TIME EUROPE MARCH 13, 2000 VOL. 155 NO. 10
Terrorism
Violence turns green into red
By ROD USHER
A community of people who don't speak any Gaelic--or much English--looked to Northern Ireland on Good Friday last year, when peace finally appeared to have broken out there. Many in the autonomous Basque region of Spain wondered if that settlement offered them some hope for an end to their own long and bloody "Troubles."
But the Northern Ireland solution has since come unstuck, and in any case the two conflicts have as many natural differences as similarities--particularly the issue of religion. What is certain about the "Basque problem" as Spain goes to the polls next Sunday is that its end appears to be as far away as at any time over the past three decades, during which the separatist terrorist group ETA has killed nearly 800 people and maimed more.
"Peace is possible," insisted Juan María Uriarte, a bishop in the Basque city of San Sebastián last week. Uriarte has been the mediator in scant contacts between the government of Prime Minister José María Aznar and ETA's representatives. They came to nothing. Uriarte says the only way out of the tunnel is dialogue, plus "prayer, patience ... advocating forgiveness, and defending fundamental human rights, such as the right to live."

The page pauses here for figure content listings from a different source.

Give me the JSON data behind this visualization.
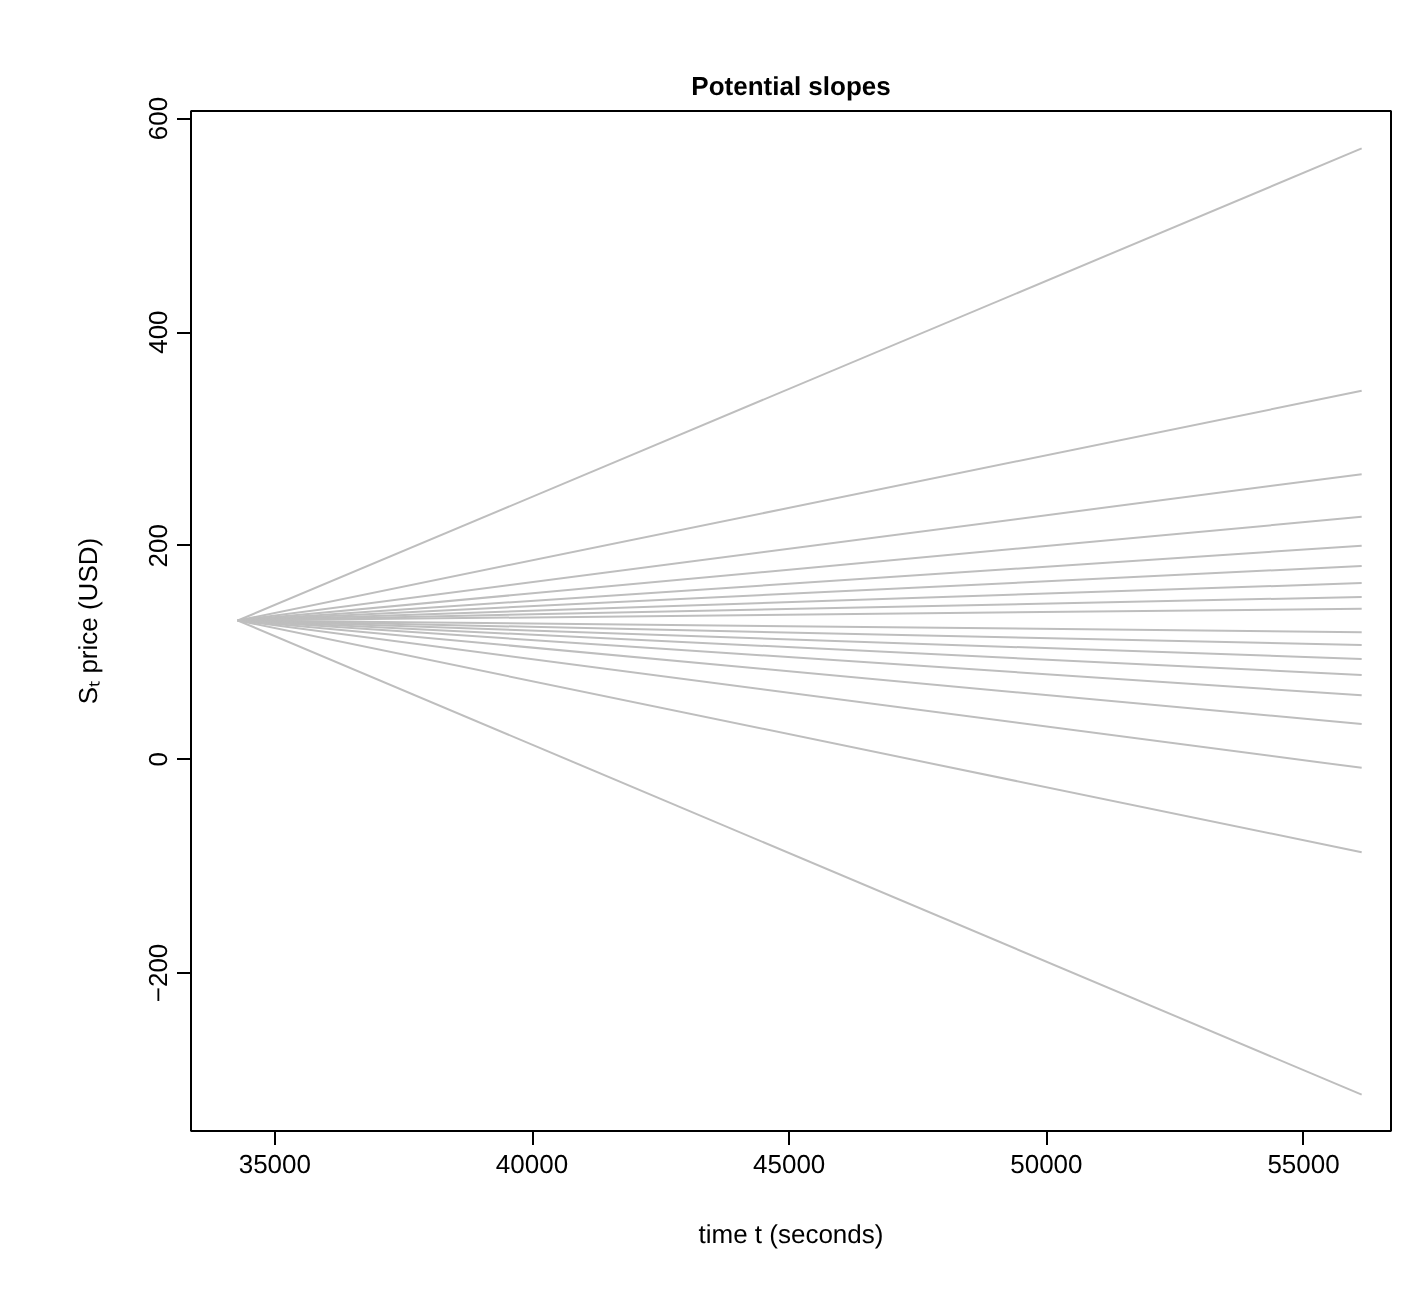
{
  "chart_data": {
    "type": "line",
    "title": "Potential slopes",
    "xlabel": "time t (seconds)",
    "ylabel": "Sₜ price (USD)",
    "x": [
      34280,
      56130
    ],
    "xlim": [
      33370,
      56700
    ],
    "ylim": [
      -348,
      607
    ],
    "xticks": [
      35000,
      40000,
      45000,
      50000,
      55000
    ],
    "yticks": [
      -200,
      0,
      200,
      400,
      600
    ],
    "grid": false,
    "series": [
      {
        "color": "#bebebe",
        "values": [
          130,
          572
        ]
      },
      {
        "color": "#bebebe",
        "values": [
          130,
          345
        ]
      },
      {
        "color": "#bebebe",
        "values": [
          130,
          267
        ]
      },
      {
        "color": "#bebebe",
        "values": [
          130,
          227
        ]
      },
      {
        "color": "#bebebe",
        "values": [
          130,
          200
        ]
      },
      {
        "color": "#bebebe",
        "values": [
          130,
          181
        ]
      },
      {
        "color": "#bebebe",
        "values": [
          130,
          165
        ]
      },
      {
        "color": "#bebebe",
        "values": [
          130,
          152
        ]
      },
      {
        "color": "#bebebe",
        "values": [
          130,
          141
        ]
      },
      {
        "color": "#bebebe",
        "values": [
          130,
          119
        ]
      },
      {
        "color": "#bebebe",
        "values": [
          130,
          107
        ]
      },
      {
        "color": "#bebebe",
        "values": [
          130,
          94
        ]
      },
      {
        "color": "#bebebe",
        "values": [
          130,
          79
        ]
      },
      {
        "color": "#bebebe",
        "values": [
          130,
          60
        ]
      },
      {
        "color": "#bebebe",
        "values": [
          130,
          33
        ]
      },
      {
        "color": "#bebebe",
        "values": [
          130,
          -8
        ]
      },
      {
        "color": "#bebebe",
        "values": [
          130,
          -87
        ]
      },
      {
        "color": "#bebebe",
        "values": [
          130,
          -314
        ]
      }
    ]
  }
}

Non-violent Basques, who are the vast majority, and millions of people around the rest of the country who take to the streets to support them, hoped such sentiments might prevail when ETA called a truce in late 1998. It lasted 14 months, during which time the Basque Nationalist Party (PNV), which governs the region, allied itself with Euskal Herritarrok, a party seen as the political face of the separatists. It was a gamble, angering Aznar's central government, which had an electoral pact with the PNV. But PNV president Xabier Arzalluz argues that negotiation is inevitable, that police efforts to defeat ETA are doomed to failure.
During the truce, however, many of ETA's "commandos" were caught, thanks in part to cooperation between French and Spanish security forces (ETA also seeks to "liberate" a chunk of France). Aznar's Interior Minister, Jaime Mayor Oreja, called the truce an ETA trampa, or trick, to reorganize and rearm. Certainly it sustained throughout the truce its campaign of low-level violence: in 1999, there were 390 attacks of vandalism and fire bombing in the region, nearly a third of them against the property of members of Aznar's Popular Party or of the main opposition Socialist Party.
The tone of the politicians increasingly reflects the desperate state of the region. Aznar accuses the PNV of siding with "the Europe of Kosovo, that of ethnic cleansing." Last week, PNV leader Arzalluz said Madrid is using ETA as an electoral weapon to win "blood votes." Far-left leader Julio Anguita accuses Aznar of being "insecure, weak, zigzagging and lacking in ideas."
Meanwhile, ETA is again using the only language it knows. In January, one of its car bombs killed an army colonel on his way to work in Madrid; on Feb. 22 another killed Socialist Fernando Buesa and his police bodyguard Jorge Díez near the Basque parliament. Like Northern Ireland, the northern Basque country remains beautifully green--with horrendous splashes of red.